As the owner of an apartment building, you have many rules and regulations to follow. You likely deal with safety codes, insurance and taxes, not to mention the delicate issues with tenants, rent and evictions. One important matter you cannot overlook is following the rules under the Americans with Disabilities Act for making your building accessible to tenants and potential tenants who have disabilities.
While you may fulfill as many requirements as California and federal laws require, it is possible that one of your tenants or applicants will request a modification that will improve his or her accessibility or make living there more comfortable. Are you prepared to handle such a request? Do you know what the law requires you to do in such a case?

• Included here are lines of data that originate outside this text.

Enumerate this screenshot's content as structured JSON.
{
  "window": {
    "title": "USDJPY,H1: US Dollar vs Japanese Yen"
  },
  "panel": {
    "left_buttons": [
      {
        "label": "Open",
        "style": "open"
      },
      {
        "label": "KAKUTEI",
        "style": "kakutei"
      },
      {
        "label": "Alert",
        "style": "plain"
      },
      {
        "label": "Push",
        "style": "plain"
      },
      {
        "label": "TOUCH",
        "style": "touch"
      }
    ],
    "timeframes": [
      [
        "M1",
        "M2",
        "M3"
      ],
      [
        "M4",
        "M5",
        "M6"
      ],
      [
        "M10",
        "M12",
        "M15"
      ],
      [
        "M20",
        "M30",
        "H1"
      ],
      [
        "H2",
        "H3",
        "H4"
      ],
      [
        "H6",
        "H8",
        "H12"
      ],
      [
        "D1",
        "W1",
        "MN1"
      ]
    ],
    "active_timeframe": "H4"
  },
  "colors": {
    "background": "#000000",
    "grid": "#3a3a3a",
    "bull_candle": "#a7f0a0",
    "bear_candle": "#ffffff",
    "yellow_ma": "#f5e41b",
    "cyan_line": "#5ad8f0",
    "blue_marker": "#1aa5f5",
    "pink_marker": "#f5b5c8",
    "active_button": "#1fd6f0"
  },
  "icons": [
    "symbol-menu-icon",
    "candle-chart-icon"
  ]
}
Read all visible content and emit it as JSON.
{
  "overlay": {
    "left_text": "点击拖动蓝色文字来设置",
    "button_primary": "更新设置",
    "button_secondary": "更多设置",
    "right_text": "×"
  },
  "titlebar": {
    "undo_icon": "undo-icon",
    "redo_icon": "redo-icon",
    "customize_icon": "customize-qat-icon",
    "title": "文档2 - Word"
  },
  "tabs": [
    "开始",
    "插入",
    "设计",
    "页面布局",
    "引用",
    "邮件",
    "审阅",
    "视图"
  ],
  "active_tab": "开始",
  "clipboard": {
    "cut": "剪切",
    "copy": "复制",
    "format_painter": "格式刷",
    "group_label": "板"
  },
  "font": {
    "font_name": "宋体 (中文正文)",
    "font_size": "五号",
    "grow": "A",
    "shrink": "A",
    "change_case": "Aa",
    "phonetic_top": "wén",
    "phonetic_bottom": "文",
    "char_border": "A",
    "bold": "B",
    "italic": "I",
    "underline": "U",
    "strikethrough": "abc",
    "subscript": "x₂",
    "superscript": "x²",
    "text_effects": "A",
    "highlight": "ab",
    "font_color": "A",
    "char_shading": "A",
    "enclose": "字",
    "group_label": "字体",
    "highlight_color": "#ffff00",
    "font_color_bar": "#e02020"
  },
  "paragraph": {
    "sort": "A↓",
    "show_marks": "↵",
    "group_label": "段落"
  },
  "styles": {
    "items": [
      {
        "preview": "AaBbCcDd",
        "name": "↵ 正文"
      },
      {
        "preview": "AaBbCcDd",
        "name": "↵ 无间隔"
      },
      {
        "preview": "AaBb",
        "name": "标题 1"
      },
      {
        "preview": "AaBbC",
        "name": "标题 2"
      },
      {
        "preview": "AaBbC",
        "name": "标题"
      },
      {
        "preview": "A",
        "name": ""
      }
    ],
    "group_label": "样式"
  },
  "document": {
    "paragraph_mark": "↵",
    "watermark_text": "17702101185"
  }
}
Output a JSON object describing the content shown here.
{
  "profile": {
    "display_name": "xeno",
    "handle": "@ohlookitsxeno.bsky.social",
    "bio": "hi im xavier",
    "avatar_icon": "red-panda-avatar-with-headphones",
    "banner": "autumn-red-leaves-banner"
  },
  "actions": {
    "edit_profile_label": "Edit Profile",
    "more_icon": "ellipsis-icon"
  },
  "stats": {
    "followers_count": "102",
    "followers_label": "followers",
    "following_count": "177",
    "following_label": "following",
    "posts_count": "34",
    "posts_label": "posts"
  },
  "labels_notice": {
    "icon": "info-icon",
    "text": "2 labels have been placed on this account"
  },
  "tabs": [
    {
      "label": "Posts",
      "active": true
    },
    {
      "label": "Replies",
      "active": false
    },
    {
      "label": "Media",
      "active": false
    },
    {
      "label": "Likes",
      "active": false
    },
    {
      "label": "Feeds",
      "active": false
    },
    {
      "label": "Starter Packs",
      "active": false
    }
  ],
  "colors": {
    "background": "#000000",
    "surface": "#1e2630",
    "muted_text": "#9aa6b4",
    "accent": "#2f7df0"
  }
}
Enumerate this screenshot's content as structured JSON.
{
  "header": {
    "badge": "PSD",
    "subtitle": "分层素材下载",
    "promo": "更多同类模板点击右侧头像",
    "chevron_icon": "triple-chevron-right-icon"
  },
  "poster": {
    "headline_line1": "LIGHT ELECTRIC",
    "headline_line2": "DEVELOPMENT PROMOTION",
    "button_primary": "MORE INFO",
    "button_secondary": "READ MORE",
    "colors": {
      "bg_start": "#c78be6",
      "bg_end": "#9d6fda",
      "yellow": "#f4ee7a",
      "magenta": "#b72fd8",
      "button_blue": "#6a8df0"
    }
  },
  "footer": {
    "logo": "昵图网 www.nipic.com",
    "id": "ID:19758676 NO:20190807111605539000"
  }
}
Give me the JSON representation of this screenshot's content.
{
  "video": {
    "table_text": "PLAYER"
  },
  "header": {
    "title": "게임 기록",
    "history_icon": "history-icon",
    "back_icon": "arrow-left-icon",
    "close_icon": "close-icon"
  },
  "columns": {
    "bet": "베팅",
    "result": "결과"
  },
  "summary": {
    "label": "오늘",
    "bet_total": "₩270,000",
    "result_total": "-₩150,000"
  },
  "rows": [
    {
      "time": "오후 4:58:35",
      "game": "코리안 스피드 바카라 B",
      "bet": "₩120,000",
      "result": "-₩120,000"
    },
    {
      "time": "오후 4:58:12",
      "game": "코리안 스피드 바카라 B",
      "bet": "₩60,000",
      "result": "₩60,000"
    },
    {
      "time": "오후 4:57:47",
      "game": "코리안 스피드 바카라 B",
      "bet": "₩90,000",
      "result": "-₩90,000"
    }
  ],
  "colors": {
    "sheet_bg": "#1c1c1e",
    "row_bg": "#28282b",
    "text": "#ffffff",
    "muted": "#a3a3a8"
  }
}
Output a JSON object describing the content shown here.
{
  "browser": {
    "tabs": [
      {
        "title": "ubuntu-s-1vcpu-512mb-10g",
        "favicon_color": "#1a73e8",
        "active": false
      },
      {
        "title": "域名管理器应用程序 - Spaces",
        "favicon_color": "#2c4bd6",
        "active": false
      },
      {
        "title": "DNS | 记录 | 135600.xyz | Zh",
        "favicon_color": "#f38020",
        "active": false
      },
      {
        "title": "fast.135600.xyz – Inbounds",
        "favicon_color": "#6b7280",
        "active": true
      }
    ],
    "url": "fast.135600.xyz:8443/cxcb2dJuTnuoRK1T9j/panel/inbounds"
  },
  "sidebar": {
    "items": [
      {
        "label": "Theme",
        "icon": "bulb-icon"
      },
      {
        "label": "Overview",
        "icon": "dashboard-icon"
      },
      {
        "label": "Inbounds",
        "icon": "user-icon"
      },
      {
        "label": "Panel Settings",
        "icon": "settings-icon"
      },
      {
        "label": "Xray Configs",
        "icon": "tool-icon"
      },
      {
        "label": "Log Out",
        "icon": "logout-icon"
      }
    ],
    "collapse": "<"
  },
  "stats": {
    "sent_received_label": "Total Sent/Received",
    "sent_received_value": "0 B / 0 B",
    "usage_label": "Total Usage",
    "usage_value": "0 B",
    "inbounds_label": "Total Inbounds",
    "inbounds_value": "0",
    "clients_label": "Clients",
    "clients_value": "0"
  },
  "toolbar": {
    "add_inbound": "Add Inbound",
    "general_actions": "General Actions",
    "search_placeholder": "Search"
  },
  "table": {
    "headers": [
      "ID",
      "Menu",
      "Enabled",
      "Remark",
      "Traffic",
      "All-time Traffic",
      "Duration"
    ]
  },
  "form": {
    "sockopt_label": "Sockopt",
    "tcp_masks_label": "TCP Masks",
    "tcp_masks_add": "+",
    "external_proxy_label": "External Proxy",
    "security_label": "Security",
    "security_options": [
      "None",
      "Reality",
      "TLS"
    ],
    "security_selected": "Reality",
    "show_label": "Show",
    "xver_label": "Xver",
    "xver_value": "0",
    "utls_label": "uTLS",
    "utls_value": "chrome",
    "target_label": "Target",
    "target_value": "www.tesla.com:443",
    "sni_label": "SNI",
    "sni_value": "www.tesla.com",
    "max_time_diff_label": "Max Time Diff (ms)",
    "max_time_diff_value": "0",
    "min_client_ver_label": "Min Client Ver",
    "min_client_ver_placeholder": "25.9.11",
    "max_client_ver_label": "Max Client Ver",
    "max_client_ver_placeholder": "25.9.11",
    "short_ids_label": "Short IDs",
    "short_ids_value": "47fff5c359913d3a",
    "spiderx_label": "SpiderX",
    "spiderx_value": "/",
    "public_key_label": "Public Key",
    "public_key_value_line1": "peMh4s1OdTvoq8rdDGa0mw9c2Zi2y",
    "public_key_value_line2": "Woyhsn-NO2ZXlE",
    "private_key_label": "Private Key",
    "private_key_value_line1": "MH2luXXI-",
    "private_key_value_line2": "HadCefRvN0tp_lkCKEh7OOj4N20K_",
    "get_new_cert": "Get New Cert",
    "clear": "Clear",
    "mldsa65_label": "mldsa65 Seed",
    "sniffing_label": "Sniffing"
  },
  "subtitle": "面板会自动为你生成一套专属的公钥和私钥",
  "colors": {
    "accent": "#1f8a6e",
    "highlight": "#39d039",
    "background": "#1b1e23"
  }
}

Your rights and responsibilities
A tenant or applicant who requests reasonable modifications or accommodations of your policies is not asking for special treatment. Instead, most requests seek only the opportunity to have the same enjoyment and use of space that those who do not have disabilities enjoy. Some accommodations are easy to comply with. However, you may have to pay for certain modifications, and the law allows you to refuse only if they would be financially burdensome. Any additional modifications the tenant wants in a unit, however, he or she must pay for.
While law requires many of the accessibility features in common areas, a tenant may request additional or unique accommodations or modifications. You may ask for verification of a disability if you do not understand how the modification request will help your tenant. However, the law prohibits you from refusing to rent to someone with disabilities, charging extra fees or evicting a tenant who makes a reasonable request, such as any of the following:
- Ramps in common areas
- Grab bars in bathrooms
- An assigned parking space near the entrance
- A modification of rent payment methods
- Service or support animals in an apartment with a no-pets policy
What landlords and property owners must be alert to, especially those who own older buildings, is people who take advantage of the ADA by filing frivolous lawsuits against property owners or claiming a building owner failed to make reasonable accommodations. These lawsuits can be difficult to fight, and it is important for a property owner to obtain solid legal support. An attorney who has handled numerous drive-by ADA claims can also be an invaluable resource for helping a property owner with compliance to avoid future lawsuits.